Moi, Félicien, chétif rejeton de la ligne bleue des Vosges, intrépide funambule des contreforts de la Montagne Noire, je me suis construit à travers les souvenirs de ces grands espaces ouverts sur l’infini. À la jonction de ces territoires d’infortune, conforté d’un certain regard lucide sur la fragilité de la vie et de ses encombres.
Moi, Félicien, l'enfant riche de quatre prénoms, loyal héritage de mes aïeux éparpillés ça et là aux quatre vents. Au fil des millénaires, je poursuis ma route où se prolonge la douceur des étés lumineux, là où passent les saisons en infinies candeurs sans cesse renouvelées.
Moi, Félicien, hâtif de lever le voile du jour, à l'aube du siècle dernier j'ai poussé mon tout premier éclat de voix, bien trop précoce pour confirmer tous les augures à propos de mon avènement. Par les caprices du hasard, de sa main mystérieuse la vie m’a confié son sourire amusé et la primauté de son insouciance.
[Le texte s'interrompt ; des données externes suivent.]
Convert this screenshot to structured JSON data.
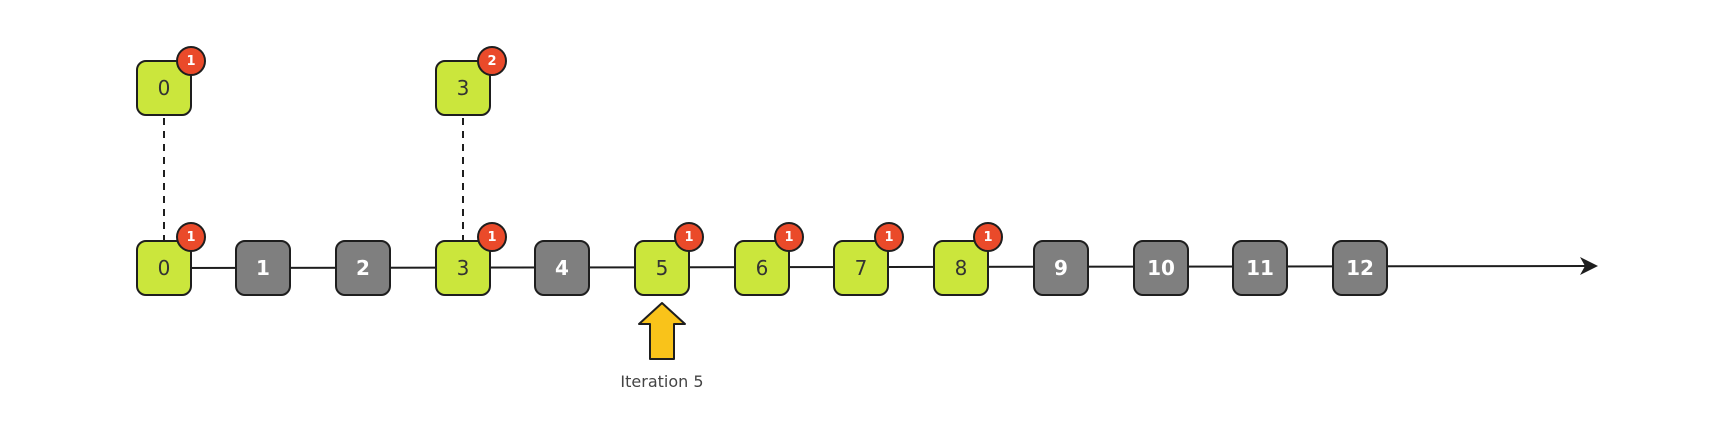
{
  "timeline": {
    "nodes": [
      {
        "label": "0",
        "state": "active",
        "badge": "1"
      },
      {
        "label": "1",
        "state": "inactive"
      },
      {
        "label": "2",
        "state": "inactive"
      },
      {
        "label": "3",
        "state": "active",
        "badge": "1"
      },
      {
        "label": "4",
        "state": "inactive"
      },
      {
        "label": "5",
        "state": "active",
        "badge": "1"
      },
      {
        "label": "6",
        "state": "active",
        "badge": "1"
      },
      {
        "label": "7",
        "state": "active",
        "badge": "1"
      },
      {
        "label": "8",
        "state": "active",
        "badge": "1"
      },
      {
        "label": "9",
        "state": "inactive"
      },
      {
        "label": "10",
        "state": "inactive"
      },
      {
        "label": "11",
        "state": "inactive"
      },
      {
        "label": "12",
        "state": "inactive"
      }
    ]
  },
  "stacked": [
    {
      "label": "0",
      "badge": "1",
      "above_node": "0"
    },
    {
      "label": "3",
      "badge": "2",
      "above_node": "3"
    }
  ],
  "pointer": {
    "label": "Iteration 5",
    "points_to_node": "5"
  },
  "colors": {
    "active": "#cbe63c",
    "inactive": "#7f7f7f",
    "badge": "#ea4a2a",
    "pointer": "#f9c31a",
    "outline": "#1e1e1e"
  }
}
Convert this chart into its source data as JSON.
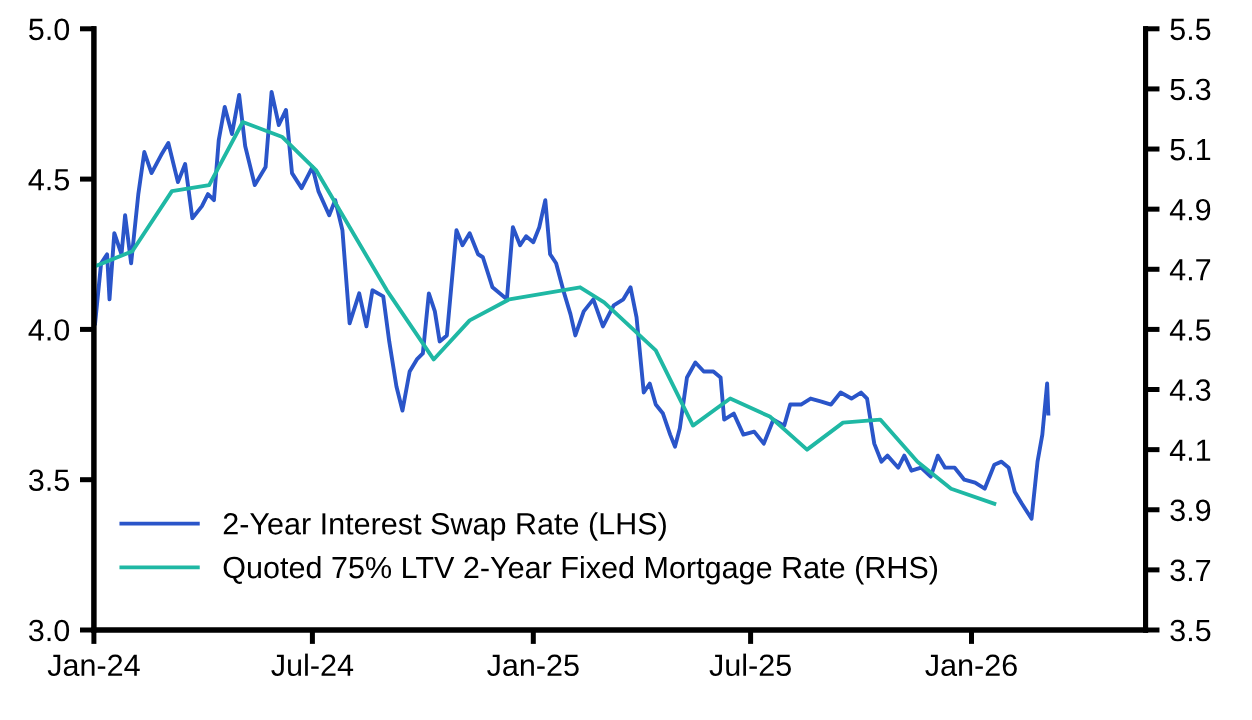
{
  "chart_data": {
    "type": "line",
    "xlim": [
      "2024-01-01",
      "2026-05-26"
    ],
    "xticks": [
      {
        "value": "2024-01-01",
        "label": "Jan-24"
      },
      {
        "value": "2024-07-01",
        "label": "Jul-24"
      },
      {
        "value": "2025-01-01",
        "label": "Jan-25"
      },
      {
        "value": "2025-07-01",
        "label": "Jul-25"
      },
      {
        "value": "2026-01-01",
        "label": "Jan-26"
      }
    ],
    "ylim": [
      3.0,
      5.0
    ],
    "yticks": [
      {
        "value": 3.0,
        "label": "3.0"
      },
      {
        "value": 3.5,
        "label": "3.5"
      },
      {
        "value": 4.0,
        "label": "4.0"
      },
      {
        "value": 4.5,
        "label": "4.5"
      },
      {
        "value": 5.0,
        "label": "5.0"
      }
    ],
    "y2lim": [
      3.5,
      5.5
    ],
    "y2ticks": [
      3.5,
      3.7,
      3.9,
      4.1,
      4.3,
      4.5,
      4.7,
      4.9,
      5.1,
      5.3,
      5.5
    ],
    "legend": "bottom left",
    "grid": false,
    "marker": "none",
    "line_style": "solid",
    "series": [
      {
        "name": "2-Year Interest Swap Rate (LHS)",
        "color": "#2a55c9",
        "x": [
          "2024-01-02",
          "2024-01-07",
          "2024-01-12",
          "2024-01-14",
          "2024-01-18",
          "2024-01-24",
          "2024-01-27",
          "2024-02-01",
          "2024-02-07",
          "2024-02-12",
          "2024-02-18",
          "2024-02-26",
          "2024-03-03",
          "2024-03-11",
          "2024-03-17",
          "2024-03-23",
          "2024-03-31",
          "2024-04-05",
          "2024-04-10",
          "2024-04-14",
          "2024-04-19",
          "2024-04-25",
          "2024-05-01",
          "2024-05-06",
          "2024-05-14",
          "2024-05-23",
          "2024-05-28",
          "2024-06-03",
          "2024-06-09",
          "2024-06-14",
          "2024-06-22",
          "2024-07-01",
          "2024-07-06",
          "2024-07-15",
          "2024-07-20",
          "2024-07-26",
          "2024-08-01",
          "2024-08-09",
          "2024-08-15",
          "2024-08-20",
          "2024-08-29",
          "2024-09-03",
          "2024-09-09",
          "2024-09-14",
          "2024-09-20",
          "2024-09-26",
          "2024-10-01",
          "2024-10-06",
          "2024-10-11",
          "2024-10-15",
          "2024-10-21",
          "2024-10-29",
          "2024-11-03",
          "2024-11-09",
          "2024-11-16",
          "2024-11-20",
          "2024-11-28",
          "2024-12-04",
          "2024-12-10",
          "2024-12-15",
          "2024-12-21",
          "2024-12-26",
          "2025-01-01",
          "2025-01-06",
          "2025-01-11",
          "2025-01-15",
          "2025-01-20",
          "2025-01-26",
          "2025-02-01",
          "2025-02-05",
          "2025-02-12",
          "2025-02-20",
          "2025-02-28",
          "2025-03-09",
          "2025-03-17",
          "2025-03-23",
          "2025-03-28",
          "2025-04-03",
          "2025-04-08",
          "2025-04-13",
          "2025-04-19",
          "2025-04-25",
          "2025-04-29",
          "2025-05-03",
          "2025-05-09",
          "2025-05-16",
          "2025-05-23",
          "2025-05-31",
          "2025-06-06",
          "2025-06-09",
          "2025-06-17",
          "2025-06-25",
          "2025-07-04",
          "2025-07-12",
          "2025-07-20",
          "2025-07-29",
          "2025-08-03",
          "2025-08-12",
          "2025-08-20",
          "2025-08-29",
          "2025-09-06",
          "2025-09-14",
          "2025-09-23",
          "2025-10-01",
          "2025-10-06",
          "2025-10-12",
          "2025-10-18",
          "2025-10-23",
          "2025-11-01",
          "2025-11-06",
          "2025-11-12",
          "2025-11-20",
          "2025-11-28",
          "2025-12-04",
          "2025-12-10",
          "2025-12-18",
          "2025-12-26",
          "2026-01-04",
          "2026-01-12",
          "2026-01-20",
          "2026-01-26",
          "2026-02-01",
          "2026-02-06",
          "2026-02-12",
          "2026-02-20",
          "2026-02-25",
          "2026-03-01",
          "2026-03-05",
          "2026-03-06"
        ],
        "values": [
          4.02,
          4.22,
          4.25,
          4.1,
          4.32,
          4.25,
          4.38,
          4.22,
          4.45,
          4.59,
          4.52,
          4.58,
          4.62,
          4.49,
          4.55,
          4.37,
          4.41,
          4.45,
          4.43,
          4.63,
          4.74,
          4.65,
          4.78,
          4.61,
          4.48,
          4.54,
          4.79,
          4.68,
          4.73,
          4.52,
          4.47,
          4.54,
          4.46,
          4.38,
          4.43,
          4.33,
          4.02,
          4.12,
          4.01,
          4.13,
          4.11,
          3.96,
          3.81,
          3.73,
          3.86,
          3.9,
          3.92,
          4.12,
          4.06,
          3.96,
          3.98,
          4.33,
          4.28,
          4.32,
          4.25,
          4.24,
          4.14,
          4.12,
          4.1,
          4.34,
          4.28,
          4.31,
          4.29,
          4.34,
          4.43,
          4.25,
          4.22,
          4.13,
          4.05,
          3.98,
          4.06,
          4.1,
          4.01,
          4.08,
          4.1,
          4.14,
          4.04,
          3.79,
          3.82,
          3.75,
          3.72,
          3.65,
          3.61,
          3.67,
          3.84,
          3.89,
          3.86,
          3.86,
          3.84,
          3.7,
          3.72,
          3.65,
          3.66,
          3.62,
          3.7,
          3.68,
          3.75,
          3.75,
          3.77,
          3.76,
          3.75,
          3.79,
          3.77,
          3.79,
          3.77,
          3.62,
          3.56,
          3.58,
          3.54,
          3.58,
          3.53,
          3.54,
          3.51,
          3.58,
          3.54,
          3.54,
          3.5,
          3.49,
          3.47,
          3.55,
          3.56,
          3.54,
          3.46,
          3.42,
          3.37,
          3.56,
          3.65,
          3.82,
          3.72
        ]
      },
      {
        "name": "Quoted 75% LTV 2-Year Fixed Mortgage Rate (RHS)",
        "color": "#1fb8a4",
        "axis": "y2",
        "x": [
          "2024-01-02",
          "2024-02-02",
          "2024-03-06",
          "2024-04-06",
          "2024-05-04",
          "2024-06-06",
          "2024-07-04",
          "2024-09-01",
          "2024-10-10",
          "2024-11-09",
          "2024-12-12",
          "2025-02-09",
          "2025-03-01",
          "2025-04-13",
          "2025-05-14",
          "2025-06-14",
          "2025-07-17",
          "2025-08-17",
          "2025-09-16",
          "2025-10-17",
          "2025-11-17",
          "2025-12-15",
          "2026-01-20"
        ],
        "values": [
          4.71,
          4.76,
          4.96,
          4.98,
          5.19,
          5.14,
          5.03,
          4.63,
          4.4,
          4.53,
          4.6,
          4.64,
          4.59,
          4.43,
          4.18,
          4.27,
          4.21,
          4.1,
          4.19,
          4.2,
          4.06,
          3.97,
          3.92
        ]
      }
    ]
  }
}
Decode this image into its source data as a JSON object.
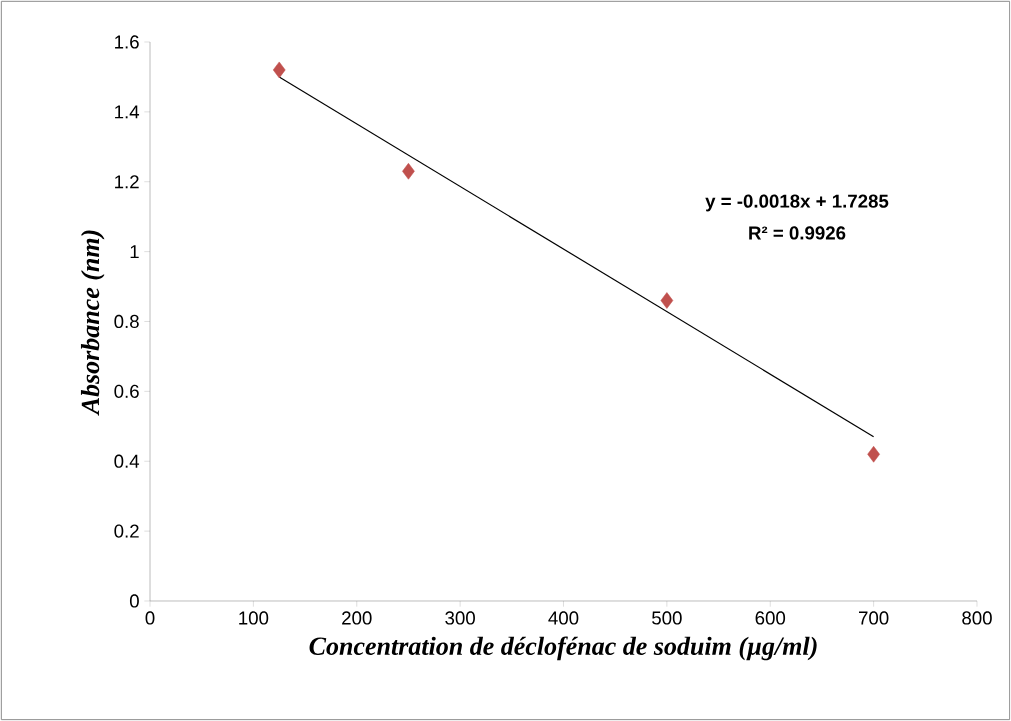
{
  "chart_data": {
    "type": "scatter",
    "xlabel": "Concentration de déclofénac de soduim (µg/ml)",
    "ylabel": "Absorbance (nm)",
    "series": [
      {
        "color": "#c0504d",
        "marker": "diamond",
        "x": [
          125,
          250,
          500,
          700
        ],
        "values": [
          1.52,
          1.23,
          0.86,
          0.42
        ]
      },
      {
        "type": "line",
        "color": "#000000",
        "marker": "none",
        "x": [
          125,
          700
        ],
        "values": [
          1.5,
          0.47
        ]
      }
    ],
    "annotations": [
      "y = -0.0018x + 1.7285",
      "R² = 0.9926"
    ],
    "xlim": [
      0,
      800
    ],
    "xticks": [
      0,
      100,
      200,
      300,
      400,
      500,
      600,
      700,
      800
    ],
    "ylim": [
      0,
      1.6
    ],
    "yticks": [
      0,
      0.2,
      0.4,
      0.6,
      0.8,
      1,
      1.2,
      1.4,
      1.6
    ]
  }
}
Moi, Félicien, j’ai vu poindre le jour aux prémisses de l’aube du siècle dernier. Un de ces derniers témoins d’une autre époque quasi révolue, quelque peu surannée. Ainsi je déambule sans but précis, guidé par cette folle envie de laisser une trace quelconque. Le temps de la raison viendra me cueillir au seuil de mes nuits blanches et ardentes. Rien de plus, rien de moins, juste de passage.